Zimbabwe has never lacked passion. Across the country, from high-density suburbs to rural communities, dedicated mentors volunteer their time, shape young lives and inspire belief.
That passion is invaluable and must be protected. But in today’s game, passion alone is not enough. It is often said that one cannot coach what one does not know.
When a coach’s knowledge plateaus, their players will eventually reach the same ceiling. When coaches stop learning, development stalls. When technical capacity stagnates, performance stagnates.
Our responsibility, therefore, is not simply to regulate but to elevate.
By strengthening the capacity of local coaches, we are raising potential, not erecting barriers.
A nation that invests in its coaches invests in its players, and a nation that invests in both builds a foundation for sustained excellence.
At the same time, benchmarks cannot exist in isolation; they must be supported by accessible and credible pathways.

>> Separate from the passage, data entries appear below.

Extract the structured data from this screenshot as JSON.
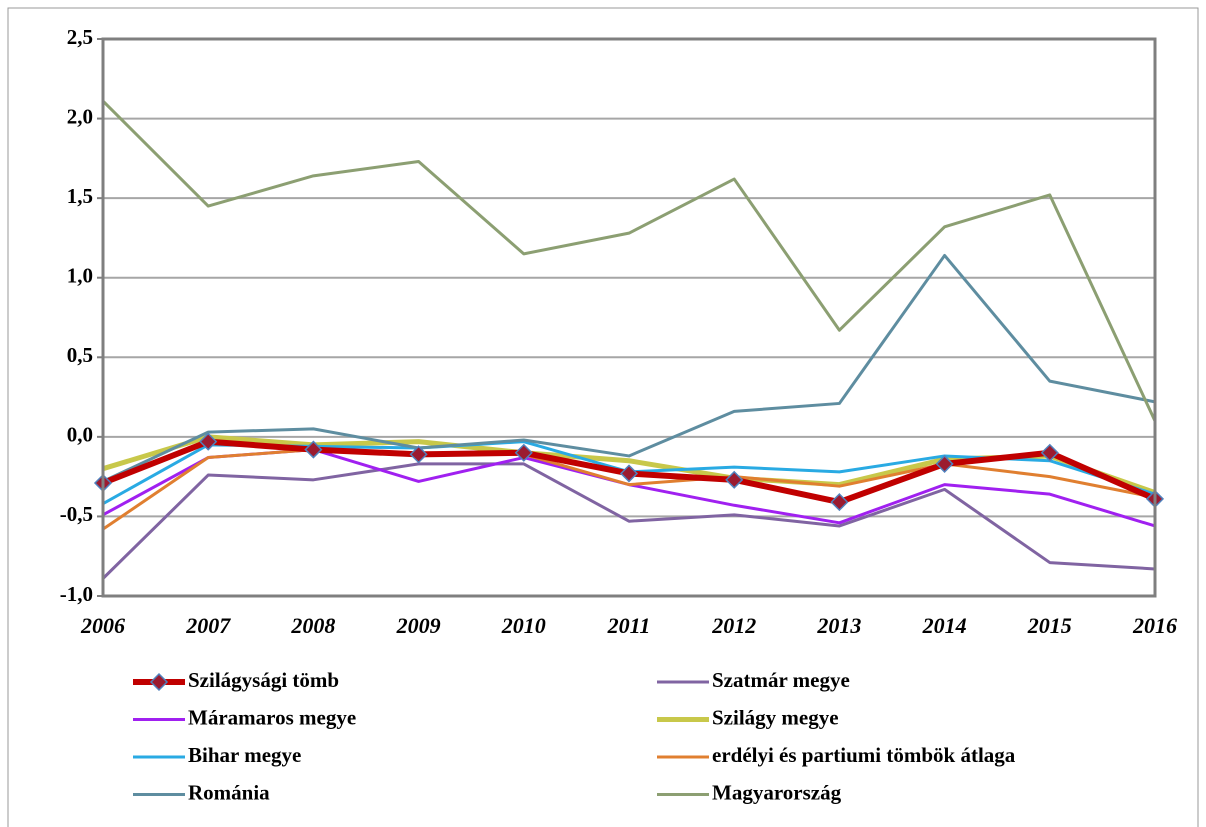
{
  "chart_data": {
    "type": "line",
    "categories": [
      "2006",
      "2007",
      "2008",
      "2009",
      "2010",
      "2011",
      "2012",
      "2013",
      "2014",
      "2015",
      "2016"
    ],
    "ylim": [
      -1.0,
      2.5
    ],
    "yticks": [
      {
        "value": -1.0,
        "label": "-1,0"
      },
      {
        "value": -0.5,
        "label": "-0,5"
      },
      {
        "value": 0.0,
        "label": "0,0"
      },
      {
        "value": 0.5,
        "label": "0,5"
      },
      {
        "value": 1.0,
        "label": "1,0"
      },
      {
        "value": 1.5,
        "label": "1,5"
      },
      {
        "value": 2.0,
        "label": "2,0"
      },
      {
        "value": 2.5,
        "label": "2,5"
      }
    ],
    "grid": true,
    "legend": "bottom",
    "series": [
      {
        "name": "Szilágysági tömb",
        "color": "#c00000",
        "line_width": 6,
        "marker": "diamond",
        "values": [
          -0.29,
          -0.03,
          -0.08,
          -0.11,
          -0.1,
          -0.23,
          -0.27,
          -0.41,
          -0.17,
          -0.1,
          -0.39
        ]
      },
      {
        "name": "Szatmár megye",
        "color": "#8064a2",
        "line_width": 3,
        "values": [
          -0.89,
          -0.24,
          -0.27,
          -0.17,
          -0.17,
          -0.53,
          -0.49,
          -0.56,
          -0.33,
          -0.79,
          -0.83
        ]
      },
      {
        "name": "Máramaros megye",
        "color": "#a020f0",
        "line_width": 3,
        "values": [
          -0.49,
          -0.13,
          -0.08,
          -0.28,
          -0.13,
          -0.3,
          -0.43,
          -0.54,
          -0.3,
          -0.36,
          -0.56
        ]
      },
      {
        "name": "Szilágy megye",
        "color": "#c8c84a",
        "line_width": 5,
        "values": [
          -0.2,
          0.0,
          -0.05,
          -0.03,
          -0.1,
          -0.15,
          -0.26,
          -0.3,
          -0.14,
          -0.12,
          -0.35
        ]
      },
      {
        "name": "Bihar megye",
        "color": "#29aae3",
        "line_width": 3,
        "values": [
          -0.42,
          -0.05,
          -0.06,
          -0.07,
          -0.03,
          -0.22,
          -0.19,
          -0.22,
          -0.12,
          -0.15,
          -0.36
        ]
      },
      {
        "name": "erdélyi és partiumi tömbök átlaga",
        "color": "#e07f30",
        "line_width": 3,
        "values": [
          -0.58,
          -0.13,
          -0.08,
          -0.1,
          -0.11,
          -0.3,
          -0.25,
          -0.31,
          -0.17,
          -0.25,
          -0.38
        ]
      },
      {
        "name": "Románia",
        "color": "#5e8da0",
        "line_width": 3,
        "values": [
          -0.28,
          0.03,
          0.05,
          -0.07,
          -0.02,
          -0.12,
          0.16,
          0.21,
          1.14,
          0.35,
          0.22
        ]
      },
      {
        "name": "Magyarország",
        "color": "#8c9f72",
        "line_width": 3,
        "values": [
          2.11,
          1.45,
          1.64,
          1.73,
          1.15,
          1.28,
          1.62,
          0.67,
          1.32,
          1.52,
          0.1
        ]
      }
    ]
  }
}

Leagues and football stakeholders share an obligation to ensure that coaches have clear, attainable routes to upgrade their qualifications.
Setting a standard without facilitating access to it creates friction. Setting a standard while building access creates growth.
ZIFA acknowledges that there have been historical gaps in coaching education delivery.
Questions have rightly been raised about course availability, scheduling and access. These concerns deserve careful and honest examination.
Structured dialogue is necessary — not to exchange accusations but to understand what occurred previously so that it is not repeated.
The past must inform the future, not paralyse it.
Equally, professional football cannot operate indefinitely on exceptions. Temporary accommodations may address immediate realities but they cannot become permanent substitutes for structured development.
What must remain clear is that ZIFA will not retreat from its responsibility to raise standards in Zimbabwean football.
Our duty is to the long-term health of the game. We are committed to fairness, transparency and consultation, and equally committed to improving course delivery, strengthening partnerships and ensuring that opportunities to upgrade qualifications are accessible, predictable and well-communicated.
But where transformation is required, change will be implemented. This is ultimately a matter of alignment — alignment with continental requirements, with global practice and with our own stated ambition to see Zimbabwean football compete confidently across Africa.
The objective is clear: a football ecosystem led by qualified, equipped and confident technical personnel.
Coaches who meet continental benchmarks.
Coaches who understand both the heritage and the transformation of the game. Coaches who are empowered through education, not improvised by circumstance. Coaches capable of standing shoulder to shoulder with their peers across Africa and beyond.
The destination is Zimbabwean football in the hands of competent, qualified professionals. The journey towards that destination must be collective — built through dialogue, improved course scheduling and cooperation between the association, the leagues and the coaches themselves.
Reform is strongest when it is shared. But the direction will not change.
If we want different results, we must demand higher standards. If we want better performances, we must strengthen preparation.
If we want to climb rankings at club and national team levels, we must build the technical depth that sustains success.
Raising the benchmark is not an act of exclusion; it is an act of ambition. And when our standards rise, so too will the game.